Why are the Angels so horrid when they play at home and can it be fixed?

LA has been very obviously bad at home this year and, once again, their biggest organizational flaw appears to be the cause.
Cleveland Guardians v Los Angeles Angels
Cleveland Guardians v Los Angeles Angels / Ronald Martinez/GettyImages

Whenever a team is 14 games below .500 in May like he situation the Los Angeles Angels find themselves in, there are going to be a lot of reasons why.

The offense has been inconsistent (at best) and both the rotation and bullpen have gotten knocked around this year. Between that and some ill-timed injuries to Mike Trout and Anthony Rendon (among others, although the latter should be the expectation at this point), that points to bad all-around results.

However, the great Bill Shaikin over at the LA Times pointed out something pretty odd over the weekend. When the Angels have been on the road in 2024, they have actually been very respectable. However, the results have been far worse at home as they now sport a 7-21 record at Angel Stadium this season and are on pace to post the worst home record since MLB went to a 162-game season.

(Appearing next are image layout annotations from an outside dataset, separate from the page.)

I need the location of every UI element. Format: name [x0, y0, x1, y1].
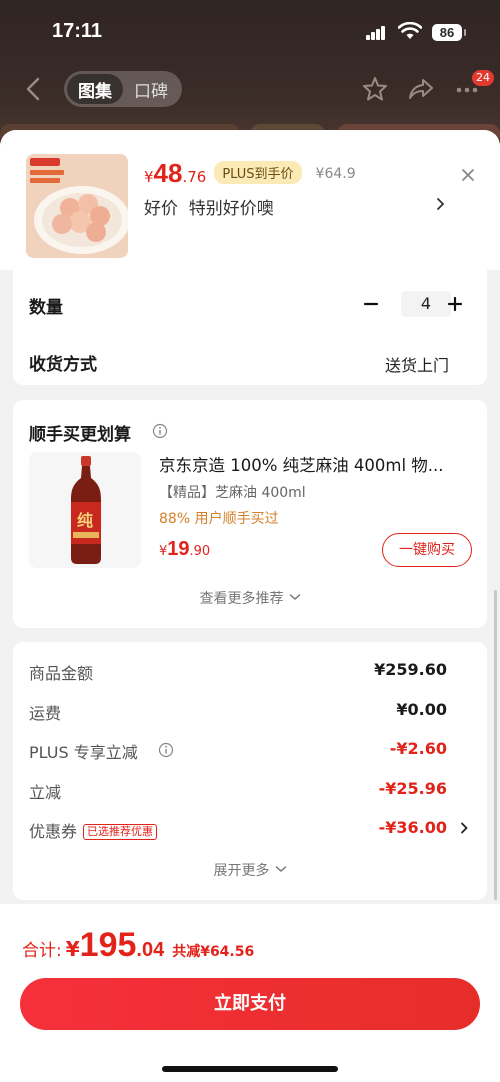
message-badge: 24 — [472, 70, 494, 86]
chevron-down-icon — [275, 866, 286, 873]
shipping-label: 收货方式 — [29, 355, 97, 375]
tab-gallery[interactable]: 图集 — [67, 74, 123, 104]
checkout-footer: 合计: ¥ 195 .04 共减¥64.56 立即支付 — [0, 904, 500, 1082]
recommend-price-integer: 19 — [167, 538, 190, 560]
info-icon[interactable] — [152, 423, 168, 439]
summary-row-plus-discount: PLUS 专享立减 -¥2.60 — [29, 739, 471, 763]
recommend-thumbnail[interactable]: 纯 — [29, 452, 141, 568]
summary-label: 立减 — [29, 783, 62, 802]
price-currency: ¥ — [144, 168, 154, 186]
shipping-method[interactable]: 送货上门 — [385, 352, 449, 376]
summary-value: -¥2.60 — [389, 739, 447, 758]
summary-row-subtotal: 商品金额 ¥259.60 — [29, 660, 471, 684]
recommend-price-decimal: .90 — [189, 544, 211, 559]
original-price: ¥64.9 — [315, 166, 356, 182]
product-thumbnail — [26, 154, 128, 258]
chevron-down-icon — [289, 594, 300, 601]
recommend-item-price: ¥ 19 .90 — [159, 538, 210, 561]
wifi-icon — [398, 22, 422, 39]
more-recommend-link[interactable]: 查看更多推荐 — [13, 588, 487, 608]
more-recommend-label: 查看更多推荐 — [199, 591, 284, 607]
product-price: ¥ 48 .76 PLUS到手价 ¥64.9 — [144, 158, 356, 189]
product-header: ¥ 48 .76 PLUS到手价 ¥64.9 好价 特别好价噢 — [0, 130, 500, 270]
chevron-right-icon[interactable] — [436, 196, 446, 212]
expand-more-label: 展开更多 — [213, 863, 270, 879]
recommend-item-title[interactable]: 京东京造 100% 纯芝麻油 400ml 物... — [159, 452, 473, 476]
recommend-card: 顺手买更划算 纯 京东京造 100% 纯芝麻油 400ml 物... 【精品】芝… — [13, 400, 487, 628]
home-indicator — [162, 1066, 338, 1072]
recommend-title: 顺手买更划算 — [29, 425, 131, 445]
plus-icon[interactable] — [447, 296, 463, 312]
quantity-stepper[interactable]: 4 — [401, 291, 451, 317]
total-saving: 共减¥64.56 — [172, 944, 255, 960]
price-decimal: .76 — [182, 168, 207, 186]
recommend-price-currency: ¥ — [159, 544, 168, 559]
summary-label: 运费 — [29, 704, 62, 723]
price-summary-card: 商品金额 ¥259.60 运费 ¥0.00 PLUS 专享立减 -¥2.60 立… — [13, 642, 487, 900]
recommend-item-hint: 88% 用户顺手买过 — [159, 511, 279, 527]
expand-more-link[interactable]: 展开更多 — [13, 860, 487, 880]
total-currency: ¥ — [65, 937, 80, 961]
status-time: 17:11 — [52, 20, 103, 42]
signal-icon — [366, 26, 386, 40]
summary-label: 商品金额 — [29, 664, 94, 683]
order-total: 合计: ¥ 195 .04 共减¥64.56 — [22, 926, 254, 965]
total-decimal: .04 — [136, 939, 165, 961]
summary-label: PLUS 专享立减 — [29, 743, 138, 762]
scrollbar[interactable] — [494, 590, 497, 900]
product-subtitle[interactable]: 好价 特别好价噢 — [144, 194, 274, 219]
minus-icon[interactable] — [363, 296, 379, 312]
summary-value: ¥259.60 — [374, 660, 447, 679]
view-switch: 图集 口碑 — [64, 71, 182, 107]
summary-row-shipping: 运费 ¥0.00 — [29, 700, 471, 724]
summary-value: ¥0.00 — [396, 700, 447, 719]
top-nav: 图集 口碑 — [0, 66, 500, 112]
recommend-item-spec: 【精品】芝麻油 400ml — [159, 485, 306, 501]
summary-value: -¥25.96 — [378, 779, 447, 798]
purchase-sheet: ¥ 48 .76 PLUS到手价 ¥64.9 好价 特别好价噢 数量 4 收货方… — [0, 130, 500, 1082]
summary-row-discount: 立减 -¥25.96 — [29, 779, 471, 803]
total-integer: 195 — [79, 926, 137, 964]
info-icon[interactable] — [158, 742, 174, 758]
share-icon[interactable] — [408, 76, 434, 102]
close-icon[interactable] — [459, 166, 477, 184]
coupon-tag: 已选推荐优惠 — [83, 824, 158, 840]
status-bar: 17:11 86 — [0, 0, 500, 64]
total-label: 合计: — [22, 941, 62, 961]
tab-reviews[interactable]: 口碑 — [123, 74, 179, 104]
pay-now-button[interactable]: 立即支付 — [20, 978, 480, 1030]
chevron-right-icon — [461, 822, 468, 834]
battery-indicator: 86 — [432, 24, 466, 41]
summary-row-coupon[interactable]: 优惠券 已选推荐优惠 -¥36.00 — [29, 818, 471, 842]
star-icon[interactable] — [362, 76, 388, 102]
price-integer: 48 — [153, 158, 183, 188]
back-icon[interactable] — [24, 76, 42, 102]
plus-price-tag: PLUS到手价 — [214, 161, 302, 184]
summary-value: -¥36.00 — [378, 818, 447, 837]
order-options-card: 数量 4 收货方式 送货上门 — [13, 270, 487, 385]
svg-text:纯: 纯 — [77, 511, 93, 530]
one-click-buy-button[interactable]: 一键购买 — [382, 533, 472, 567]
summary-label: 优惠券 — [29, 822, 78, 841]
quantity-label: 数量 — [29, 298, 63, 318]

The question, however, isn't that the Angels are bad at home, but why? As with most things with LA's troubles as an organization, it all comes down to pitching.

LA Angels' home woes come down to poor pitching development

Saying "the Angels' pitching is bad" isn't particularly groundbreaking or helpful, but the results when looking at home/road splits are pretty striking. When playing on the road this year, LA sports a collective 3.70 ERA and 4.25 FIP. Certainly not great because, again, this is the Angels we are talking about here, but they have ranked in the middle of the pack in away games.

As for home games, the results have been much, much worse. The Angels rank dead last in all of baseball with a 5.50 ERA and it isn't close. Their 4.54 FIP is a slight improvement, but only slight as they rank 29th there. Given that the offense shows no such home/road discrepancy or even close to it (106 wRC+ at home, 96 wRC+ on the road), we have our culprit.

The solution, unfortunately, isn't a simple one. LA has been terri-bad at developing pitchers for a long time now and the biggest issue is that their arms just aren't good enough. That means they are going to have to make moves at the trade deadline to fix that fundamental problem.

In the meantime, there has to be coaching changes that get the Angels' arms prepared for playing at home. We are operating on imperfect information here as we don't know what actually happens behind the scenes, but there is clearly something affecting LA at home and the coaching staff, especially pitching coach Barry Enright, needs to get to the bottom of it.